Em que hora do dia você sente que trabalha melhor? Você tem algum ritual de preparação para a escrita?
Depende do trabalho, O Silêncio de Cassandra, meu primeiro livro, precisava ser escrito enquanto o sol estivesse visível, porque eu trabalhava muito com a energia do sol. Pra mim escrever é uma experiência do corpo, então eu geralmente crio as condições para alinhar meu corpo inteiro com aquilo que estou fazendo, eu não escreveria do mesmo jeito se tudo acontecesse nas ideias e não chegasse na pele. Cassandra era uma sacerdotisa de Apolo. Eu desenvolvi uma série de procedimentos pra esse trabalho específico, e são procedimentos parecidos com o que eu uso no teatro e na performance, onde esse processo surgiu. Tudo começou por causa de um estudo cênico a partir do ciclo troiano, e nesse estudo eu pesquisava Cassandra, estudava no corpo, na voz, procurava estados corporais alterados e certamente isso tudo foi para a escrita, porque a escrita começou na sala de ensaio.
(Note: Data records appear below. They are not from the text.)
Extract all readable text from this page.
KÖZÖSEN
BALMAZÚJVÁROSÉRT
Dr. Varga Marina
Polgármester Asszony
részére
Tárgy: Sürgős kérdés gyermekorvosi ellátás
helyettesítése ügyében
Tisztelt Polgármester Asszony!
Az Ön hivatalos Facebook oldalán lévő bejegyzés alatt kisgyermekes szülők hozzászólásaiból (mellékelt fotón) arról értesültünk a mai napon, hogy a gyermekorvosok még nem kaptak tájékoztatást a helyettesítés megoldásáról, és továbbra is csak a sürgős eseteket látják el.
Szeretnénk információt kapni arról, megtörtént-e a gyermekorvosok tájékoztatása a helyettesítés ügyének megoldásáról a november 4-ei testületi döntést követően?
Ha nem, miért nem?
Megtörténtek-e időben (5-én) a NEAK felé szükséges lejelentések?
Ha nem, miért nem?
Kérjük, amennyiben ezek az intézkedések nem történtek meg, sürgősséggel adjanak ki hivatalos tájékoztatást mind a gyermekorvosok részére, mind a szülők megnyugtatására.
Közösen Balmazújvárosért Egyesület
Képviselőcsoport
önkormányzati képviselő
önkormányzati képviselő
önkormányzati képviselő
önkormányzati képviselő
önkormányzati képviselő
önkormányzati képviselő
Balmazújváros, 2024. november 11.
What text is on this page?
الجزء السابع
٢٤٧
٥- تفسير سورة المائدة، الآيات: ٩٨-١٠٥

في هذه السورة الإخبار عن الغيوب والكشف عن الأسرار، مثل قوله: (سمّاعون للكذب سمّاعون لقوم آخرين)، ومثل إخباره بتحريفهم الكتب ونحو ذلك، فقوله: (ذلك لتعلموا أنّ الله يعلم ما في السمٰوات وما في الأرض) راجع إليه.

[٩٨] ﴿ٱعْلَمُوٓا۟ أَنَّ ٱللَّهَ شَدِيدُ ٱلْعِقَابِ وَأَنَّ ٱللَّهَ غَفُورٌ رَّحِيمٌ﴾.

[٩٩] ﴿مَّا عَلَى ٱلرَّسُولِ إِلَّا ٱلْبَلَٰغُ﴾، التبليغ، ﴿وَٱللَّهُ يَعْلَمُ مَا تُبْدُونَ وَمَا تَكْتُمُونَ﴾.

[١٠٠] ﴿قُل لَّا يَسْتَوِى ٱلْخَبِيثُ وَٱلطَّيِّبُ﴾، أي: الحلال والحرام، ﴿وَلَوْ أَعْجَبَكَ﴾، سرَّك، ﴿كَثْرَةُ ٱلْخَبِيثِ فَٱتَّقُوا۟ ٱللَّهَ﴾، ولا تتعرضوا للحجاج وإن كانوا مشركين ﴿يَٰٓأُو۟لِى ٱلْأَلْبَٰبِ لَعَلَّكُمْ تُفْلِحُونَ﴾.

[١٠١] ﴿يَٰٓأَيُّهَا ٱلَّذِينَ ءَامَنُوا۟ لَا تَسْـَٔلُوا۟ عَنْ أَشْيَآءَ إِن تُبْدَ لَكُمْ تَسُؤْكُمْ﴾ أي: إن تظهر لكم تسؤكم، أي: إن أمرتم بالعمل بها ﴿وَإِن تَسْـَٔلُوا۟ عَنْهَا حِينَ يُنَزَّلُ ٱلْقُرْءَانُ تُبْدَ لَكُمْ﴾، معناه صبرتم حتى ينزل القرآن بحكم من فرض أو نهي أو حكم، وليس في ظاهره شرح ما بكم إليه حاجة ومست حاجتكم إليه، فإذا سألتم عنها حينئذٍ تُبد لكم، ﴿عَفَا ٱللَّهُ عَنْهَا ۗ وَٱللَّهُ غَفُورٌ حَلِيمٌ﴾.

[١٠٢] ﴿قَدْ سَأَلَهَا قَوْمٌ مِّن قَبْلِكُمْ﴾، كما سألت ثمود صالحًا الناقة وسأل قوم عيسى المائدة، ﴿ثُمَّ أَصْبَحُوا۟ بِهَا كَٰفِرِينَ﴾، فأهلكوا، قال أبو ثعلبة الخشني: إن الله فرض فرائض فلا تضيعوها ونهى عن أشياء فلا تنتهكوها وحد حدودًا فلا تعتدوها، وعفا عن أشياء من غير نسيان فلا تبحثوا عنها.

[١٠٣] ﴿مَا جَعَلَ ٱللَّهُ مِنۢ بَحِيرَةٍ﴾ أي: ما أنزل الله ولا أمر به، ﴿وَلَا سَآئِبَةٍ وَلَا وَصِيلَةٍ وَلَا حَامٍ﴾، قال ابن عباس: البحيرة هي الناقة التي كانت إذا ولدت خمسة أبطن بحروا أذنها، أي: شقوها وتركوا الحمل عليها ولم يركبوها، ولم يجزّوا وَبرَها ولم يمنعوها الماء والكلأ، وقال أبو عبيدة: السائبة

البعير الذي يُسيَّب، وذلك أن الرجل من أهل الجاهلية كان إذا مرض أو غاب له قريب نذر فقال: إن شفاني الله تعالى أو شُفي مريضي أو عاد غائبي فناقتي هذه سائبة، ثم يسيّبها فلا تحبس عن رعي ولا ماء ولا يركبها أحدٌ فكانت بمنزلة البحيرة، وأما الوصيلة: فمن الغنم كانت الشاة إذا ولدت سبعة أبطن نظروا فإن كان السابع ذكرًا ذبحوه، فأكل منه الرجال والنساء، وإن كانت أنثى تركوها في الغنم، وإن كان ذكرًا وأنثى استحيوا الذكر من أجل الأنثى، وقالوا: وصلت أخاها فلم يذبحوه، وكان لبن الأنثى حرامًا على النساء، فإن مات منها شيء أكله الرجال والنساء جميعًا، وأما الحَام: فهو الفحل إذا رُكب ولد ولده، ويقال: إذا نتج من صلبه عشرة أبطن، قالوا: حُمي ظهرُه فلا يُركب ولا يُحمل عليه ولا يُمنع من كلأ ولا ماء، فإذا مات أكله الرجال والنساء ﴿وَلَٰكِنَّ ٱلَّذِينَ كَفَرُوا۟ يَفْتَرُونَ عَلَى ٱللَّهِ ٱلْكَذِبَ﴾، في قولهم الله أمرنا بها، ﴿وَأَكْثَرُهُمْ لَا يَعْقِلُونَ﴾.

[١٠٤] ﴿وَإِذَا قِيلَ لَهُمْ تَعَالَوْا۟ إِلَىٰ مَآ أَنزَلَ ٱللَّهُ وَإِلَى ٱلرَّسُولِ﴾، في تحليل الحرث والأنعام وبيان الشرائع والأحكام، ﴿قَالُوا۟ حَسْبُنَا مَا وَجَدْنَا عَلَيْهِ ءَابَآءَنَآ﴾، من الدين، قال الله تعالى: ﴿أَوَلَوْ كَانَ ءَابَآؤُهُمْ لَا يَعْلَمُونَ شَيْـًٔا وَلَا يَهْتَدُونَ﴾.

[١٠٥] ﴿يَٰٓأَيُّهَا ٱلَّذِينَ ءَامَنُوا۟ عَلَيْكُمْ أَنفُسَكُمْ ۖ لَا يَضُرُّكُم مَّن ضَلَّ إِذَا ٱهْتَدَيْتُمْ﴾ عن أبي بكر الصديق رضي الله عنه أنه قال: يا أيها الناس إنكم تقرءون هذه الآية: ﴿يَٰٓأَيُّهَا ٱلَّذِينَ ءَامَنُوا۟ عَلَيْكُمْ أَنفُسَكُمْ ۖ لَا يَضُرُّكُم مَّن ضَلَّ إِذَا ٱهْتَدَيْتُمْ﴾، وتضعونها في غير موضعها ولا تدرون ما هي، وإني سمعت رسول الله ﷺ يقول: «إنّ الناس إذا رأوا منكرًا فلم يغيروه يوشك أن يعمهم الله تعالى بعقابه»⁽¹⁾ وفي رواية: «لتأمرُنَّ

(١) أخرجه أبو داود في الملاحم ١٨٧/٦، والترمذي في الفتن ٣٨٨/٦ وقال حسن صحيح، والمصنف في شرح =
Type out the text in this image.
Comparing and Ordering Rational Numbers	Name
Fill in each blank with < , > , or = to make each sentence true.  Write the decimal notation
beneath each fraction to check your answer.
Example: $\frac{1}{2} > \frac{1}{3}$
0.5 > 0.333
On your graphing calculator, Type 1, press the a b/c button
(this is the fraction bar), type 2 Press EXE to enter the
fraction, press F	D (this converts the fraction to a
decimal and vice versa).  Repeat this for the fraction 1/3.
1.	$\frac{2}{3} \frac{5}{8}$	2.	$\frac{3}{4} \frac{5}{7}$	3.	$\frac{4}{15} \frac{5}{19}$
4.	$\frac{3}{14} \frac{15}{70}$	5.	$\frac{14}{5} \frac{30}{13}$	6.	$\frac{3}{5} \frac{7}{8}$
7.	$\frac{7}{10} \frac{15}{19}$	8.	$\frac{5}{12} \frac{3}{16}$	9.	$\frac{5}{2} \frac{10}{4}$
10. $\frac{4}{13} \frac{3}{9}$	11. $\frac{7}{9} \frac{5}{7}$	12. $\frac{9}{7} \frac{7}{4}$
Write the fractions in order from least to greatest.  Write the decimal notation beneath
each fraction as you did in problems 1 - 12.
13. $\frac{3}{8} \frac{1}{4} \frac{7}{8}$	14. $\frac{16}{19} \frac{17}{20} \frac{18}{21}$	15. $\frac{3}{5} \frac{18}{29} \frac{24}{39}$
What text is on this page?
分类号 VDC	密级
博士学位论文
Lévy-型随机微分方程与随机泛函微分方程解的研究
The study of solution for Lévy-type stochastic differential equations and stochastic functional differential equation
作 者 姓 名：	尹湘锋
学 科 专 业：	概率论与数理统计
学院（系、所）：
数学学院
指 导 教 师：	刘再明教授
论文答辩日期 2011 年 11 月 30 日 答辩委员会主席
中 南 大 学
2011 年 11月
A princípio eu terminava meu ensaio e escrevia em fluxo (costumava ensaiar das 7:30 às 13h), depois o método das derivas pela cidade entrou no processo e eu escrevia. As vezes pegava um ônibus que saia do Terminal Parque Dom Pedro II e ia até a Lapa, e nesse percurso pelo centro, eu escrevia, já escrevi no metrô e na CPTM também. Consegui uma residência artística no Centro de Referência da Dança pra ensaiar a parte performática do processo, então ensaiava células cênicas, dançava, escrevia. Ou então passeava no Vale do Anhangabaú, coletava impressões e ia anotando de forma caótica e depois organizava tudo e tratava o texto.
Acho que a experiência mais louca foi uma deriva no Shopping Light, na qual me dei a tarefa de anotar todas as frases que eu ouvia enquanto passava pelas pessoas, porque queria entrar num estado em que eu não quisesse mais ouvir nada. Fiz isso para estudar como seria esse estado em que Cassandra não consegue parar as comunicações dos deuses, mas no caso os “deuses” eram seres vivendo naquele espaço de consumo, de compulsão, desse inexorável do capitalismo. Ao final da experiência de não poder parar de anotar tudo o que eu ouvia, minha cabeça latejava de dor. Esse tipo de experiência foi fundamental para escrever.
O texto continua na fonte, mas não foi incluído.